Vatan hainin olduğunu düşünen insanlar, Vahdettin'in Kurtuluş Savaşı süresince sürekli Kuvay-ı Milliye ve TBMM karşıtlığı yaptığını, Damat Ferit ve bunun gibi hainlerle Kurtuluş Savaşına karşı ayaklanmaları kışkırttığı ve hatta Kuvayi İnzibatiye adında farklı bir ordu kurduğunu belirtirler. Karşı çıkanlarda o dönemde işgal altında olan Osmanlının ikili oynaması gerektiği, İngiltere ile iyi geçinerek bir yandan Kurtuluş Savaşının güçlenmesini sağlandığını iddia etmektedirler.

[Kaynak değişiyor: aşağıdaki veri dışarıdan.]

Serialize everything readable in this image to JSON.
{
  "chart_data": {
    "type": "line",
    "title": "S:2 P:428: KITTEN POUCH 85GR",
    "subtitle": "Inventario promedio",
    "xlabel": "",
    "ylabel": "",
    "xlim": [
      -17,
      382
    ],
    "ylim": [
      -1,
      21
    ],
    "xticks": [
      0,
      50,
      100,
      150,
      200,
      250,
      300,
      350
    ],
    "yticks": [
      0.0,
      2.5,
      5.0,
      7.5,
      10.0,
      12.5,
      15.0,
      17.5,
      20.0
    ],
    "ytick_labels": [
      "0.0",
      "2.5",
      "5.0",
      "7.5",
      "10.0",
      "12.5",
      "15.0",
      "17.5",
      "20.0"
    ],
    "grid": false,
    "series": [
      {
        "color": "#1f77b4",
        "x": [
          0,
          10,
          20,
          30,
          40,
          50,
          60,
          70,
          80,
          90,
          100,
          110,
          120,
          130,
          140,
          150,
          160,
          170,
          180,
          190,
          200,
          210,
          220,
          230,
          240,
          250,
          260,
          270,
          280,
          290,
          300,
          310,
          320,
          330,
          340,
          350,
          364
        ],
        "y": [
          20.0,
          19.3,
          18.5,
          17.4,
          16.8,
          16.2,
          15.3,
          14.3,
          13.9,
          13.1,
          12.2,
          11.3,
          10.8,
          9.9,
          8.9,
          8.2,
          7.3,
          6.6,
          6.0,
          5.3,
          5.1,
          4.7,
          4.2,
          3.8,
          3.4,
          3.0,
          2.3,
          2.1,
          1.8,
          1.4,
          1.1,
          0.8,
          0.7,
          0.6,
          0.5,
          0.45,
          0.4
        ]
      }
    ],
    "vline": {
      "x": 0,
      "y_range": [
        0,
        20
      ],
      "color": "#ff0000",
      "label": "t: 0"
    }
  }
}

Diğer bir görüşte Vahdeddin'in gücü olmadığını ve elinden bir şey gelmediğini bu nedenle hain olarak görülemeyeceğini belirtir.

Fevzi Paşanın Fitnat Hanıma Anlattıkları

Vehbi Vakkasoğlu, Son Bozgun adlı kitabında, Fevzi Paşa'nın eşi Fitnat hanıma aşağıdaki gibi bir şey anlattığını belirtmiştir:
Fitnat. Öyle birşey biliyorum ki ortaya çıkıp söylememe bugüne kadarki tutumumuz ve davranışlarımız müsait degil. Mecburum, bu sırrı kendimle beraber mezara götürmeğe..
Mütareke senesinde, bir Cuma selamlığından sonra Sultan Vahdettin beni huzuruna kabul etti.
"Paşa, dedi. Durumu görüyorsunuz. Bu işler anca Anadolu'da teşkilatlanarak kurtarılabilir. Bana Anadolu'da teşkilat kuracak, memleketi şu karanlık durumdan kurtarabilecek Paşaların bir listesini yapıp getirin"
Ertesi Cuma, yine selamlıktan sonra huzuruna girip hazırladğım listeyi verdim. Dikkatle okuduktan sonra, bir müddet sustu. Sonra yarı kapalı gözleriyle agır agır, tane tane konusmaya başladı:
"Paşa, Mustafa Kemal Paşa hırsız mıdır"
"Haşa Padişahım"
"Bir namuzsuzluğu, ahlaksızlığı var mıdır ?"
"Haşa Padişahım"
"Beceriksiz ve kabiliyetsiz midir?"
"Hayır efendim. O hepimizden bilgili, kabiliyetli ve dinamiktir"
"O halde bu listeye niçin onun adını yazmadınız?.."
Hiç düşünmeden cevap verdim:
"Padisahım, Mustafa Kemal Pasa yenilik, bilhassa öteden beri Cumhuriyet taraftarıdır"
Padişah elindeki kağıdı atar gibi masanın üzerine bıraktı...Ayağa kalkıp pencereye döndü. Limanda demirli İtilaf devletleri (İngiliz, Fransız, Italyan, Yunan) gemilerini göstererek:
"Paşa, Paşa... Bu gemileri görmek kanıma dokunuyor. Bu memleket kurtulsun da isterse Cumhuriyet olsun...Kendine selamla birlikte tebliğ ediniz, haftaya Cuma günü Mustafa Kemal Paşa'yı göreceğim...
Bu anlatılan hikayenin kaynağını bulamadım. Vehbi Vakkasoğlu bunu nereden duyup anlattığı bilinmiyor. Bu nedenle geçerli bir kanıt sayamayız.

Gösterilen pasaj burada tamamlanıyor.